La obra poética de Juan Eduardo Cirlot ha sido cuidadosamente editada por Ediciones Siruela en tres tomos: Bronwyn (2001), En la llama. Poesía (1943-1959) (2005) y Del no mundo. Poesía (1961-1973) (2008). Siruela también ha reeditado Diccionario de Símbolos (1997) y Diccionario de los ismos (2006). Existe una antología poética a cargo de Clara Janés: Obra poética, Cátedra 1997. El mejor estudio crítico disponible es: Jaime D. Parra, El poeta y sus símbolos. Variaciones sobre Juan Eduardo Cirlot. Ediciones del Bronce 2001. El catálogo de la exposición: El mundo de Juan Eduardo Cirlot, IVAM/Generalitat Valenciana 1996, reúne textos de Cirlot, interesantes testimonios personales e información variada.


[1]Clara Janés, Introducción a Obra poética. Juan Eduardo-Cirlot. Cátedra-Letras Hispanicas 1997, pág. 13.
 
[2]C.S. Lewis,  Surprised by joy. The shape of my early life. Harcourt, Inc, pág. 73.

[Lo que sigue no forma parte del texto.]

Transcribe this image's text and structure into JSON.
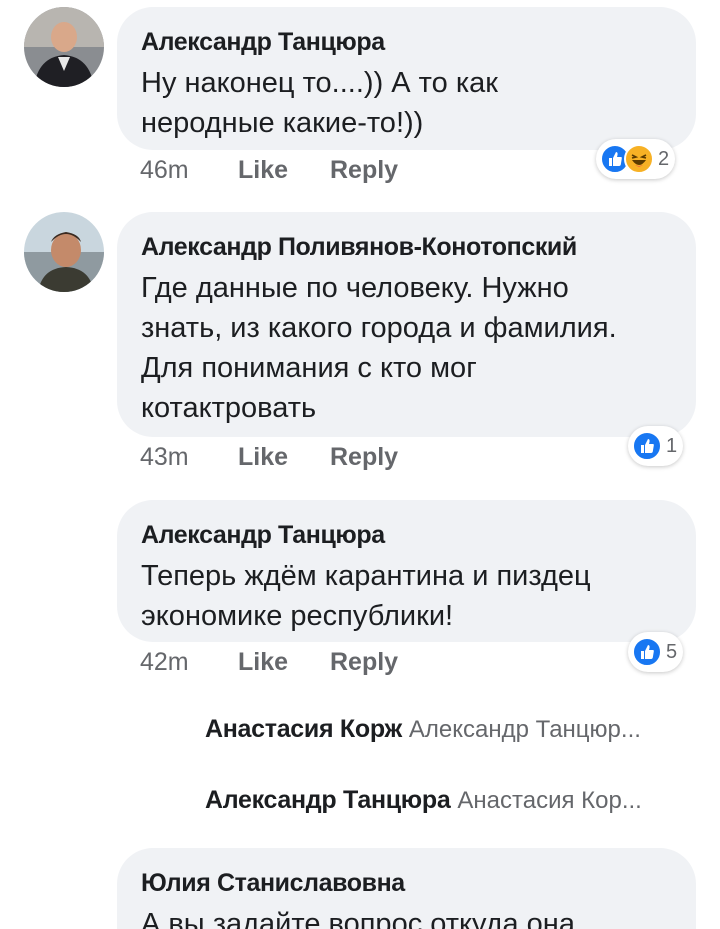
{
  "comments": [
    {
      "author": "Александр Танцюра",
      "lines": [
        "Ну наконец то....)) А то как",
        "неродные какие-то!))"
      ],
      "time": "46m",
      "like_label": "Like",
      "reply_label": "Reply",
      "reactions": [
        "like-icon",
        "haha-icon"
      ],
      "reaction_count": "2"
    },
    {
      "author": "Александр Поливянов-Конотопский",
      "lines": [
        "Где данные по человеку. Нужно",
        "знать, из какого города и фамилия.",
        "Для понимания с кто мог",
        "котактровать"
      ],
      "time": "43m",
      "like_label": "Like",
      "reply_label": "Reply",
      "reactions": [
        "like-icon"
      ],
      "reaction_count": "1"
    },
    {
      "author": "Александр Танцюра",
      "lines": [
        "Теперь ждём карантина и пиздец",
        "экономике республики!"
      ],
      "time": "42m",
      "like_label": "Like",
      "reply_label": "Reply",
      "reactions": [
        "like-icon"
      ],
      "reaction_count": "5"
    },
    {
      "author": "Юлия Станиславовна",
      "lines": [
        "А вы задайте вопрос откуда она"
      ]
    }
  ],
  "collapsed_replies": [
    {
      "author": "Анастасия Корж",
      "preview": "Александр Танцюр..."
    },
    {
      "author": "Александр Танцюра",
      "preview": "Анастасия Кор..."
    }
  ],
  "colors": {
    "bubble": "#f0f2f5",
    "like_blue": "#1877f2",
    "haha_yellow": "#f7b125",
    "meta_gray": "#65676b"
  }
}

[3] Jaime D. Parra, El poeta y sus símbolos. Variaciones sobre Juan Eduardo Cirlot. Ediciones del Bronce 2001, págs. 168 y 23.
 
[4]Clara Janés, Introducción a Obra poética. Juan Eduardo-Cirlot. Cátedra-Letras Hispanicas 1997, pág. 24.
 
 
[5]Julia Barella, El poder de las palabras en la poesía de Juan Eduardo Cirlot. Copias del natural (disponible en Internet).
 
[6]Clara Janés, Introducción a Obra poética. Juan Eduardo-Cirlot. Cátedra-Letras Hispanicas 1997, págs. 28-29.
[7]Clara Janés, Introducción a Obra poética. Juan Eduardo-Cirlot. Cátedra-Letras Hispanicas 1997, pág. 31.
 
[8] Victoria Cirlot, Introducción a Bronwyn, Ediciones Siruela 2001, pág. 43
 
[9] Jaime D. Parra, El poeta y sus símbolos. Variaciones sobre Juan Eduardo Cirlot. Ediciones del Bronce 2001, pág. 86.
 
[10] Victoria Cirlot, Introducción a Bronwyn, Ediciones Siruela 2001, pág. 44.
[11]Clara Janés, Inmersión en el abismo, en Del no mundo, Poesía (1961-1973) Juan Eduardo Cirlot, Ediciones Siruela 2008, pág. 18
[12] Jaime D. Parra, El poeta y sus símbolos. Variaciones sobre Juan Eduardo Cirlot. Ediciones del Bronce 2001, pág. 158.
 
[13]Iván Díaz Sancho, La estela de Orfeo: poética de la trascendencia en Juan Eduardo Cirlot. Universidad Autónoma de Barcelona, Bellaterra 2007.
 
[14] Victoria Cirlot, Introducción a Bronwyn, Ediciones Siruela 2001, pág. 29.
 
[15]Romance de la segunda muerte de Baldur.
 
[16] Juan Perucho, Juan Eduardo Cirlot al otro lado de la puerta cerrada, en  El mundo de Juan Eduardo Cirlot , IVAM-generalitat Valenciana 1996, pág 24.